Por que eu?


Quando eu comecei a ler o livro, não fazia muita ideia do que esperava. Só sabia que a tal escritora, Juliette M., na verdade era um pseudônimo porque ela iria realmente contar sua história verdadeira e não queria ser identificada. O subtítulo do livro é Uma Confissão o que realmente mostra do que se trata o livro.

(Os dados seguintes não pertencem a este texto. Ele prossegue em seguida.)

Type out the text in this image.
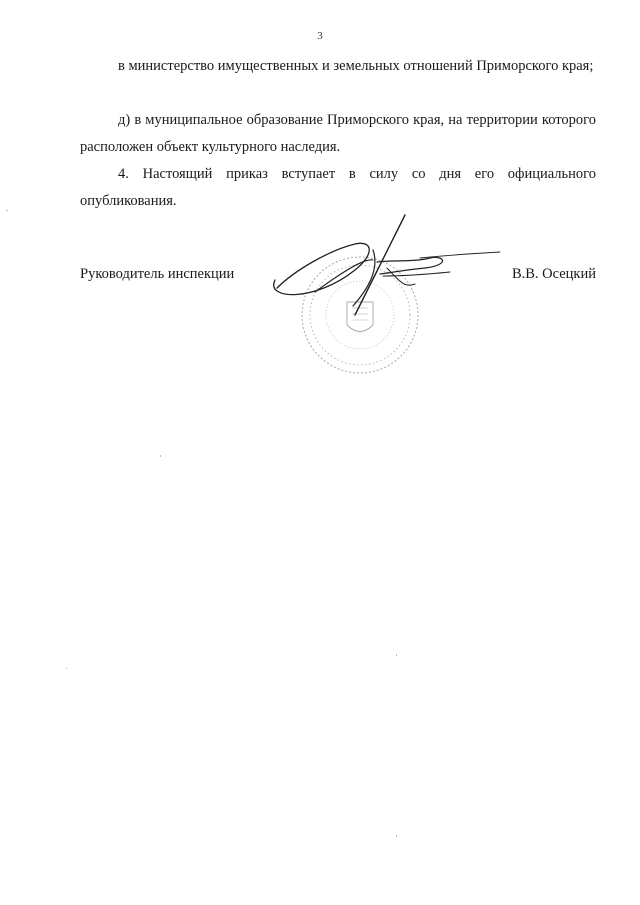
3

в министерство имущественных и земельных отношений Приморского края;

д) в муниципальное образование Приморского края, на территории которого расположен объект культурного наследия.

4. Настоящий приказ вступает в силу со дня его официального опубликования.

Руководитель инспекции	В.В. Осецкий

Juliette M. desde pequena se achava especial e que nada iria acontecer com ela. Passava a maior parte do seu tempo com sua avó e tratava sua mãe com desprezo pela vida que levava, já que era viúva e professora de uma cidadezinha. Quando ela cresceu, formou-se em advocacia, mas acabou seguindo a carreira de jornalista. Durante esse percurso, ela aprendeu que havia uma grande arma nas mãos: a sedução. Através disso, Juliette conseguia as informações necessárias para fazer suas matérias, sem falar que conseguia manter ótimos contatos. Tudo muda quando ela descobre que contraiu o vírus da AIDS. Com raiva e com medo de morrer, ela acaba descontando isso em pessoas que odeia, tentando passar seu vírus para elas.
Por mais que Juliette tivesse escrito esse livro nos seus últimos dias de vida para ajudar pessoas que também possuem AIDS, ela conseguiu recriar o livro da mesma maneira que pensava quando mais jovem. Ela podia ter recriminado várias das suas atitudes, mas as escreveu como se as aprovasse, como se vivencia-se essa época novamente.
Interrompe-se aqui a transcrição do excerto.